In a letter dated last Thursday, Sens. Richard Blumenthal and Chris Murphy and Rep. Joe Courtney, all Democrats, urge Interior Secretary Ryan Zinke to publish approval of the amendments in the Federal Register, action seen as requisite to the tribes’ development of a third Connecticut casino on nontribal land in East Windsor.
The tribes released the letter Tuesday.
“This third casino does not fall within IGRA (the Indian Gaming Regulatory Act) and therefore does not need approval or authorization from the Department of the Interior,” the letter says. “However, in order to clarify that the proposed third casino operation would not implicate the existing compact provisions, the Tribes and the State determined that it would be in the best interests of the Mashantucket Pequot and Mohegan Tribes along with the State of Connecticut for the compact language to be amended.”

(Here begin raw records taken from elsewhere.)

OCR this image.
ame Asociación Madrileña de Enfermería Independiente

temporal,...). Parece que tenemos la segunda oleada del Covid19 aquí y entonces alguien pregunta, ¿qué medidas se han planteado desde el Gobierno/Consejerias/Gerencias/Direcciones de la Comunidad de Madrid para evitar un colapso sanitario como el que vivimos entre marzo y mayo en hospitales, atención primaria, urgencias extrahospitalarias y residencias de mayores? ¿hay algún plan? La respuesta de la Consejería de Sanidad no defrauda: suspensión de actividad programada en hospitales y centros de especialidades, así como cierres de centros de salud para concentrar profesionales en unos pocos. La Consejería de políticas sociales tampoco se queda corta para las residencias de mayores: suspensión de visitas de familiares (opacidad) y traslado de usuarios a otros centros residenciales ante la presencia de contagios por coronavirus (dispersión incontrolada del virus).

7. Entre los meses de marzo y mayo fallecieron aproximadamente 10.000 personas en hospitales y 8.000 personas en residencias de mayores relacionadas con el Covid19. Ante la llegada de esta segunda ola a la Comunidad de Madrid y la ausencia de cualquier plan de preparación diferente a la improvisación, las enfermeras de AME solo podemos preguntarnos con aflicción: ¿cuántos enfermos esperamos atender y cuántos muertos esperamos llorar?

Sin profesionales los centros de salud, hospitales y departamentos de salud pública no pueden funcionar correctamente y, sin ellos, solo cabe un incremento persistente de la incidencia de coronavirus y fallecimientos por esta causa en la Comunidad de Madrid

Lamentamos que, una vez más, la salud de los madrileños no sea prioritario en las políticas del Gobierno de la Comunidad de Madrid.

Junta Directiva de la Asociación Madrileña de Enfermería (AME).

Legislation authorizing the third casino specifies that the amended agreements be approved or “deemed approved” by the Interior secretary.
The tribes believed they had received that approval, albeit tacitly, in Sept. 15 letters they received from Michael Black, acting assistant Interior secretary for Indian affairs, who wrote that department action on the amendments “is premature and likely unnecessary.”

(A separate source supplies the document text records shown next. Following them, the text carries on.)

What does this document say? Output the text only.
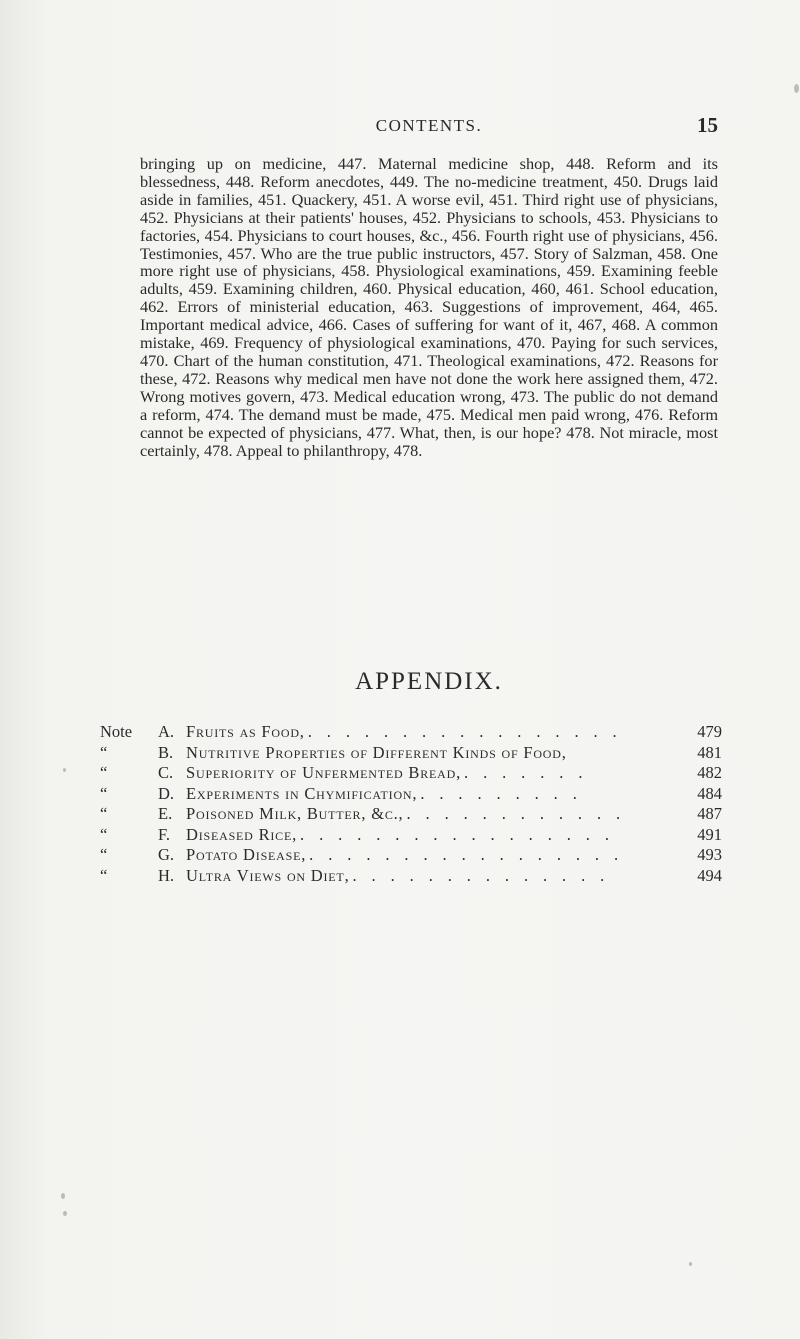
CONTENTS.	15

bringing up on medicine, 447. Maternal medicine shop, 448. Reform and its blessedness, 448. Reform anecdotes, 449. The no-medicine treatment, 450. Drugs laid aside in families, 451. Quackery, 451. A worse evil, 451. Third right use of physicians, 452. Physicians at their patients' houses, 452. Physicians to schools, 453. Physicians to factories, 454. Physicians to court houses, &c., 456. Fourth right use of physicians, 456. Testimonies, 457. Who are the true public instructors, 457. Story of Salzman, 458. One more right use of physicians, 458. Physiological examinations, 459. Examining feeble adults, 459. Examining children, 460. Physical education, 460, 461. School education, 462. Errors of ministerial education, 463. Suggestions of improvement, 464, 465. Important medical advice, 466. Cases of suffering for want of it, 467, 468. A common mistake, 469. Frequency of physiological examinations, 470. Paying for such services, 470. Chart of the human constitution, 471. Theological examinations, 472. Reasons for these, 472. Reasons why medical men have not done the work here assigned them, 472. Wrong motives govern, 473. Medical education wrong, 473. The public do not demand a reform, 474. The demand must be made, 475. Medical men paid wrong, 476. Reform cannot be expected of physicians, 477. What, then, is our hope? 478. Not miracle, most certainly, 478. Appeal to philanthropy, 478.

APPENDIX.
Note	A. Fruits as Food, . . . . . . . . . . . . . . . . .	479
“	B. Nutritive Properties of Different Kinds of Food,	481
“	C. Superiority of Unfermented Bread, . . . . . . .	482
“	D. Experiments in Chymification, . . . . . . . . .	484
“	E. Poisoned Milk, Butter, &c., . . . . . . . . . . . .	487
“	F. Diseased Rice, . . . . . . . . . . . . . . . . .	491
“	G. Potato Disease, . . . . . . . . . . . . . . . . .	493
“	H. Ultra Views on Diet, . . . . . . . . . . . . . .	494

While the tribes regarded Black’s response as tantamount to approval, or “deemed approved,” the leading opponent of the tribes’ East Windsor project, MGM Resorts International, has claimed otherwise. MGM Resorts is building a nearly $1 billion resort casino in Springfield, Mass., less than 15 miles north of East Windsor.
Under IGRA, notice of Interior Department action on gaming compacts and amendments is to be published in the Federal Register, the daily journal of the U.S. government, within 90 days of receipt. That deadline was Oct. 31.
On that date, having met days before with department officials, lawyers for the tribes drafted a letter to James Cason, the department’s associate deputy secretary, urging that notice of action on the amendments be published. The Interior Department has not responded to the lawyers' letter or to the congressional delegation’s follow-up, according to a spokesman for the tribes.